Die Zeit, 13.09.2007

 

Michael Csaszkóczy

 

Ein Linker wird Lehrer—nach jahrelangem Rechtsstreit

 

HEIDELBERG

 

Richtig freuen, sagt er, werde er sich vielleicht in zwei Wochen. Im Moment habe er zu viel zu tun. Anfang der Woche hat Michael Czaszkóczy seinen neuen Job ange­treten. Er ist nun Lehrer. Ein fast vier Jahre währender Rechtsstreit ist damit zu Ende. Am Dienstag hat er zwei achten Klassen einer Hei­delberger Realschule seine ersten beiden Unter­richtsstunden gegeben, Kunst und Geschichte.

Dass das nicht früher möglich war, lag an Csaszkóczys politischen Aktivitäten, die oftmals nicht den Beifall der baden-württembergischen Landesregierung fanden. Mal stellte er sich schüt­zend vor bedrohte Asylbewerber, als ein randalie­render Mob vor deren Baracke zog. Mal nahm er seinen Wohnsitz in einem angeblich linksextre­mistischen Bauwagencamp. Vor allem aber enga­gierte er sich in einer Gruppe aus der autonomen Szene, die durch revolutionäre Parolen und ihren Einsatz gegen Neonazis und das Kampftrinker­milieu der studentischen Burschenschaften auf sich aufmerksam macht.

Für einen Lehrer gehöre sich so etwas nicht, befand das Stuttgarter Kultusministerium. Csasz­kóczy, obwohl zweifellos ein guter Pädagoge, sei leider auch ein Verfassungsfeind und werde darum nicht eingestellt — aus Sicht des Ministeriums »ein ganz normaler Vorgang«.

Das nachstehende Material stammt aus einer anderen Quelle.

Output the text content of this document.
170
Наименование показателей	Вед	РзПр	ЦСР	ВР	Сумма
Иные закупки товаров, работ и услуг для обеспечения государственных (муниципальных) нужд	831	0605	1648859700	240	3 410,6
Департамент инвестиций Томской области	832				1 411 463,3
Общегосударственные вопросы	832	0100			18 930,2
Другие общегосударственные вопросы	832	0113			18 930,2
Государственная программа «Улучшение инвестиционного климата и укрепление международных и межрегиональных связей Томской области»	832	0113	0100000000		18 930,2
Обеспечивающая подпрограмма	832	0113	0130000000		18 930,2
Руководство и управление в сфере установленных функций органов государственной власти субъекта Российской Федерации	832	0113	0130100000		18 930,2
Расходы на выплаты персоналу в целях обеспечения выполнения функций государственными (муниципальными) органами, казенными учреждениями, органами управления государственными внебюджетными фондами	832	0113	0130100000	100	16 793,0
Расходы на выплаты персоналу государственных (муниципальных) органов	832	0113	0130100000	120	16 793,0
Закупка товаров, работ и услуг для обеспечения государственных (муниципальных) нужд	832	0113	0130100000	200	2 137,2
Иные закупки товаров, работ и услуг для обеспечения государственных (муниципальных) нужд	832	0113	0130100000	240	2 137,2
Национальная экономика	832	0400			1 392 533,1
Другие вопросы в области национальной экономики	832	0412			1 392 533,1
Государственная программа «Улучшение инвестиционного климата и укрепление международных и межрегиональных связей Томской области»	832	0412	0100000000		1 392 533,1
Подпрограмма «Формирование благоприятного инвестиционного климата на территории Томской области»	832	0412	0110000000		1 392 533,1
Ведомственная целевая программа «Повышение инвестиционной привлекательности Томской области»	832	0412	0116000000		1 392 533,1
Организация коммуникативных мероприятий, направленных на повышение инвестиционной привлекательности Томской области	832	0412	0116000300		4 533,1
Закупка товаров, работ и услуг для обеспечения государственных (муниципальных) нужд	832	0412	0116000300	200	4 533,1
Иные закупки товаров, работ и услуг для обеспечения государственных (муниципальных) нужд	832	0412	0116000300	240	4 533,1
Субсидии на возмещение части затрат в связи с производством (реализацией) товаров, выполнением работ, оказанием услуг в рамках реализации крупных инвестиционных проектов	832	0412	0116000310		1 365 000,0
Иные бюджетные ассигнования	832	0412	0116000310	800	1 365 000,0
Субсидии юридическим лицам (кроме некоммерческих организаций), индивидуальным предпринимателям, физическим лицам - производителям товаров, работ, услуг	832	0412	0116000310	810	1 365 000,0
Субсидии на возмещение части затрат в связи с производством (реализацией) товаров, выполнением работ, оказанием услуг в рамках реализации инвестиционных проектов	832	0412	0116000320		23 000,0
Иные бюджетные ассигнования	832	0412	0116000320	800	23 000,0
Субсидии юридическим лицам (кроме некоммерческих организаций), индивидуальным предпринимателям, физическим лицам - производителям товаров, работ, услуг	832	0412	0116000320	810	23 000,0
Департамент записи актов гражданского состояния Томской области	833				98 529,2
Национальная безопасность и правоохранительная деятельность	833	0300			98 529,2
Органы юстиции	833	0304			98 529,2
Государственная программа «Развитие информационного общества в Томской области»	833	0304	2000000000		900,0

Mehr als drei Jahre dauerte es, bis ein Gericht die Stuttgarter Normalität an den Normen des Grundgesetzes maß. Nach Prüfung des Beweis­materials erklärte der Verwaltungsgerichtshof in Stuttgart dasselbe im Frühjahr dieses Jahres in deutlich befremdetem Ton für unerheblich. »Dass die bloße Teilnahme an Veranstaltungen und Demonstrationen, die ersichtlich ebenso vom Grundgesetz gedeckt ist wie die freie Meinungs­äußerung, überhaupt erwähnt wird, vermag der Senat kaum nachzuvollziehen.«

Hat sich mit der Einstellung des Lehrers auch die Einstellung der Landesregierung geän­dert? »Zweifel an der verfassungstreue müssen gut begründet sein« — diese Lehre zog das Kul­tusministerium aus dem Rechtsstreit. Grund, sich bei Csaszkóczys zu entschuldigen, sehe man nicht.